EU net-zero emissions target official after Council's approval
The EU has gained the legal muscle to reach its net-zero target through a package of regulations up for debate next month.
The Council of the EU on 28 June adopted the Climate Law, the legally binding instrument revising the EU's 2019 emissions targets to align with net-zero ambitions, for entry into force 20 days afterwards. This came four days after the European Parliament voted by a wide majority (442 to 203) to endorse it.
The law raises the EU's current 2030 goal, also pledged under the Paris Agreement, from 40% GHG cuts compared with 1990 levels, to 55% by 2030, putting it on track for climate neutrality by 2050.
The law's passage comes just in time to underpin the EC's 14 July batch of emissions-targeting legislation.
This package, known as the "Fit for 55 package," is part of the EC's European Green Deal pledge, and it will create the Carbon Border Adjustment Mechanism that might require emissions-based tariffs on imported goods like concrete to protect Europe's greening industries.
That package includes various revisions to the EU's emissions-cutting rules, such as the EU Emissions Trading System (ETS), which are likely to include several new sectors including heating for buildings, transport, and eventually shipping ; the Renewable Energy Directive; the Energy Efficiency Directive; plus the Land Use, Land Use Change, and Forestry (LULUCF) regulation, to name a few.

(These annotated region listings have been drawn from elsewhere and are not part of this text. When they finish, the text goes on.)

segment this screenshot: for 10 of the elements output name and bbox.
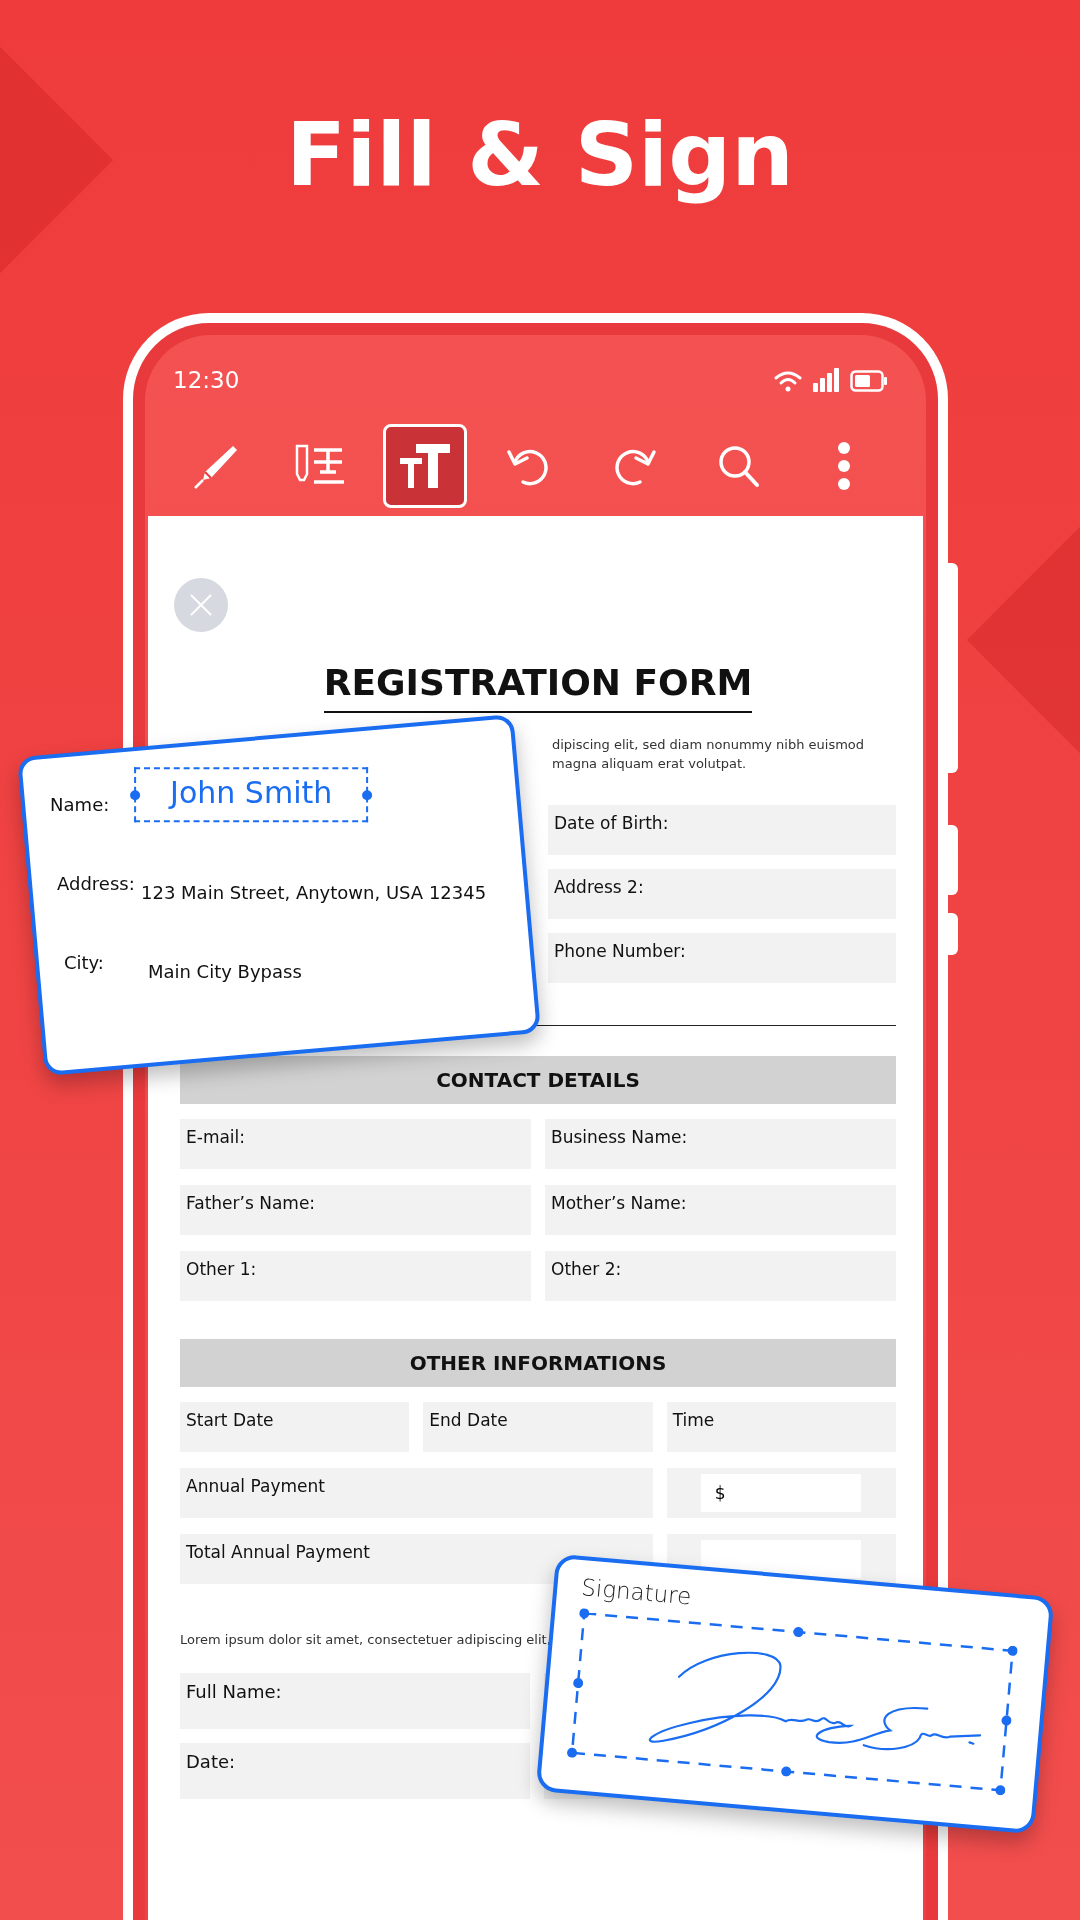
- footer-text: Lorem ipsum dolor sit amet, consectetuer adipiscing elit,: [180, 1632, 552, 1647]
- intro-text: dipiscing elit, sed diam nonummy nibh euismod magna aliquam erat volutpat.: [552, 736, 866, 773]
- field-label: City:: [63, 951, 105, 973]
- field-label: Name:: [50, 794, 111, 816]
- form-title: REGISTRATION FORM: [323, 662, 753, 713]
- headline: Fill & Sign: [286, 102, 794, 208]
- section-header: CONTACT DETAILS: [180, 1056, 896, 1104]
- status-time: 12:30: [173, 367, 240, 393]
- section-header: OTHER INFORMATIONS: [180, 1339, 896, 1387]
- field-label: Address:: [57, 872, 136, 894]
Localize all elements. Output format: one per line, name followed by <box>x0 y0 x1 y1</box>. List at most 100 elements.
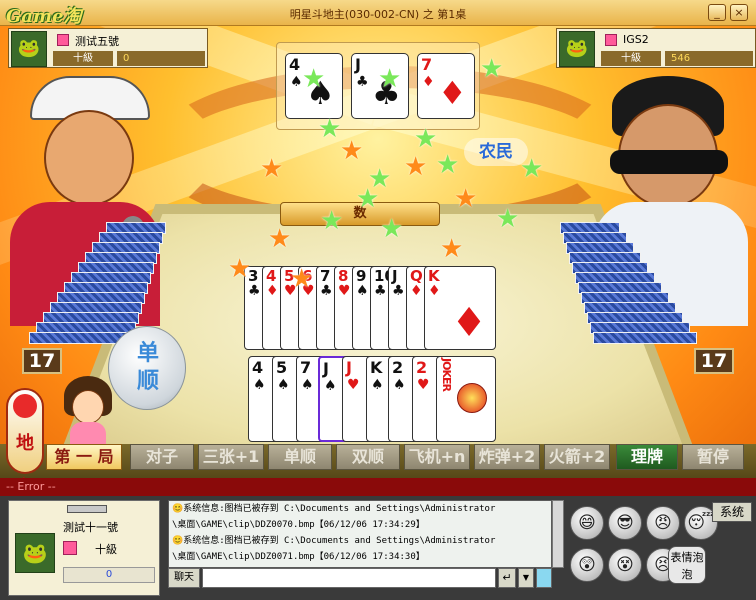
dropdown-icon[interactable]: ▼ <box>518 568 534 588</box>
play-type-button[interactable]: 飞机+n <box>404 444 470 470</box>
left-player-name: 测试五號 <box>75 35 119 48</box>
emote-face-icon[interactable]: 😵 <box>608 548 642 582</box>
close-button[interactable]: × <box>730 4 748 21</box>
star-icon: ★ <box>320 206 344 236</box>
card-rank: Q <box>410 267 423 285</box>
color-picker-icon[interactable] <box>536 568 552 588</box>
star-icon: ★ <box>302 64 326 94</box>
card-suit-icon: ♣ <box>248 283 261 299</box>
emote-face-icon[interactable]: 😠 <box>646 506 680 540</box>
right-opponent-cards <box>560 222 700 362</box>
star-icon: ★ <box>378 64 402 94</box>
card-back <box>593 332 697 344</box>
play-type-button[interactable]: 双顺 <box>336 444 400 470</box>
card-rank: 4 <box>252 358 264 377</box>
pause-button[interactable]: 暂停 <box>682 444 744 470</box>
card-suit-icon: ♣ <box>320 283 333 299</box>
sunglasses-icon <box>610 150 728 174</box>
left-player-score: 0 <box>117 51 205 66</box>
chat-send-label[interactable]: 聊天 <box>168 568 200 588</box>
star-icon: ★ <box>356 184 380 214</box>
emote-face-icon[interactable]: 😎 <box>608 506 642 540</box>
right-cards-count: 17 <box>694 348 734 374</box>
emote-menu-button[interactable]: 表情泡泡 <box>668 546 706 584</box>
card-rank: JOKER <box>440 358 453 391</box>
chat-log: 😊系统信息:图档已被存到 C:\Documents and Settings\A… <box>168 500 552 568</box>
hand-card[interactable]: JOKER <box>436 356 496 442</box>
card-suit-icon: ♠ <box>277 377 290 393</box>
card-suit-icon: ♠ <box>356 283 369 299</box>
self-player-rank: 十級 <box>95 543 117 556</box>
star-icon: ★ <box>380 214 404 244</box>
star-icon: ★ <box>480 54 504 84</box>
card-rank: 5 <box>276 358 288 377</box>
card-suit-icon: ♠ <box>301 377 314 393</box>
play-type-button[interactable]: 对子 <box>130 444 194 470</box>
system-button[interactable]: 系统 <box>712 502 752 522</box>
card-rank: 7 <box>320 267 331 285</box>
self-player-panel: 測試十一號 🐸 十級 0 <box>8 500 160 596</box>
left-character-face <box>44 110 134 206</box>
card-rank: K <box>428 267 440 285</box>
landlord-badge: 地主 <box>6 388 44 498</box>
card-rank: 4 <box>266 267 277 285</box>
self-player-name: 測試十一號 <box>63 521 118 534</box>
card-rank: J <box>392 267 398 285</box>
star-icon: ★ <box>340 136 364 166</box>
star-icon: ★ <box>228 254 252 284</box>
right-player-avatar[interactable]: 🐸 <box>559 31 595 67</box>
card-suit-icon: ♦ <box>422 74 435 90</box>
right-player-panel: 🐸 IGS2 十級 546 <box>556 28 756 68</box>
card-rank: 7 <box>421 55 433 74</box>
card-suit-icon: ♠ <box>393 377 406 393</box>
chat-message: 😊系统信息:图档已被存到 C:\Documents and Settings\A… <box>172 504 496 514</box>
emote-face-icon[interactable]: 😲 <box>570 548 604 582</box>
self-player-flag-icon <box>63 541 77 555</box>
card-rank: 7 <box>300 358 312 377</box>
enter-icon[interactable]: ↵ <box>498 568 516 588</box>
self-player-avatar[interactable]: 🐸 <box>15 533 55 573</box>
star-icon: ★ <box>496 204 520 234</box>
card-suit-icon: ♦ <box>266 283 279 299</box>
card-rank: J <box>346 358 352 377</box>
star-icon: ★ <box>520 154 544 184</box>
star-icon: ★ <box>290 264 314 294</box>
card-suit-icon: ♣ <box>356 74 369 90</box>
minimize-button[interactable]: _ <box>708 4 726 21</box>
star-icon: ★ <box>440 234 464 264</box>
card-suit-icon: ♥ <box>417 377 430 393</box>
star-icon: ★ <box>454 184 478 214</box>
play-type-button[interactable]: 火箭+2 <box>544 444 610 470</box>
star-icon: ★ <box>436 150 460 180</box>
card-suit-icon: ♦ <box>410 283 423 299</box>
card-suit-icon: ♥ <box>338 283 351 299</box>
title-bar: Game淘 明星斗地主(030-002-CN) 之 第1桌 _ × <box>0 0 756 27</box>
chat-input[interactable] <box>202 568 496 588</box>
landlord-card: 7 ♦ ♦ <box>417 53 475 119</box>
error-bar: -- Error -- <box>0 478 756 496</box>
sort-cards-button[interactable]: 理牌 <box>616 444 678 470</box>
card-suit-icon: ♠ <box>290 74 303 90</box>
card-rank: 8 <box>338 267 349 285</box>
card-rank: 2 <box>392 358 404 377</box>
emote-face-icon[interactable]: 😄 <box>570 506 604 540</box>
left-player-panel: 🐸 测试五號 十級 0 <box>8 28 208 68</box>
farmer-role-badge: 农民 <box>464 138 528 166</box>
play-type-button[interactable]: 单顺 <box>268 444 332 470</box>
chat-message: \桌面\GAME\clip\DDZ0070.bmp【06/12/06 17:34… <box>172 520 425 530</box>
play-type-button[interactable]: 炸弹+2 <box>474 444 540 470</box>
star-icon: ★ <box>404 152 428 182</box>
card-suit-icon: ♠ <box>324 378 337 394</box>
card-rank: J <box>323 359 329 378</box>
chat-scrollbar[interactable] <box>552 500 564 568</box>
bubble-text-line1: 单 <box>136 341 159 366</box>
game-table-scene: 🐸 测试五號 十級 0 🐸 IGS2 十級 546 4 ♠ ♠ J ♣ ♣ 7 ♦ ♦ 农民 数… <box>0 26 756 478</box>
bottom-panel: 測試十一號 🐸 十級 0 😊系统信息:图档已被存到 C:\Documents a… <box>0 496 756 600</box>
right-player-name: IGS2 <box>623 33 649 46</box>
left-player-avatar[interactable]: 🐸 <box>11 31 47 67</box>
window-title: 明星斗地主(030-002-CN) 之 第1桌 <box>289 8 467 21</box>
panel-scroll-up[interactable] <box>67 505 107 513</box>
star-icon: ★ <box>414 124 438 154</box>
play-type-button[interactable]: 三张+1 <box>198 444 264 470</box>
self-player-score: 0 <box>63 567 155 583</box>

The EU will also revisit standards for buildings, fuels, vehicles, and other sectors.
The European Parliament was the driving force behind the net-zero target within the EU system, calling for a net-zero pledge ahead of COP25, and then securing a commitment to legislate from the incoming European Commission President Ursula von der Leyen in December 2019.
The European Parliament said it strengthened those proposals. Based on its suggestion, a European Scientific Advisory Board on Climate Change will be set up to monitor progress and to assess whether European policy is meeting its emissions goals.
The parliament reached an informal agreement with other legislative bodies in April, four months after every member state but Poland agreed in principle to the deal.
Parties in the parliament voting in favor of the Climate Law included centrist parties Renew Europe, the European People's Party, and the Progressive Alliance of Socialists and Democrats.
But despite pushing for the EU's net-zero commitment, the Greens/EFA said the target agreed was "not enough" because it counted natural carbon sinks like forests towards meeting about 2% of the target. "The benchmark of the EU's climate policy must be the Paris Climate Agreement, but the European Climate Law does not meet the Paris goals. If we do not take countermeasures now, we risk global warming of between two and three degrees" Celsius, said Greens/EFA shadow environment rapporteur Micha Bloss in a statement.
Potentially aiming to address these concerns, the EC is working on a proposal to regulate GHG emissions from forestry and land use. Based on prior statements, its aim is to create larger EU carbon sinks, leading to a de facto increase in the EU's 2030 target to 57%.
Two members of the parliament from centrist parties, Pascal Canfin and Jytte Guteland, criticized their Green/EFA counterparts for voting against a target they said was the only immediately available option.
European countries have been at the forefront of a move to make national net-zero commitments, most of which came in the wake of 2015 Paris Agreement commitments.
While Bhutan and Suriname were already carbon negative, Norway in 2012 reached an internal political agreement to be carbon neutral by 2050 and later shortened the timeline to 2030. Sweden, home to the climate activist Greta Thunberg, legislated to reach net zero on a similar timeline in 2017, followed by New Zealand, Denmark, the UK, and France in 2019.
Germany gained a lead on reaching net zero before many countries on 27 June, when it amended an existing net-zero target to bring its deadline forward from 2050 to 2045, although it had been compelled to do so by a German court.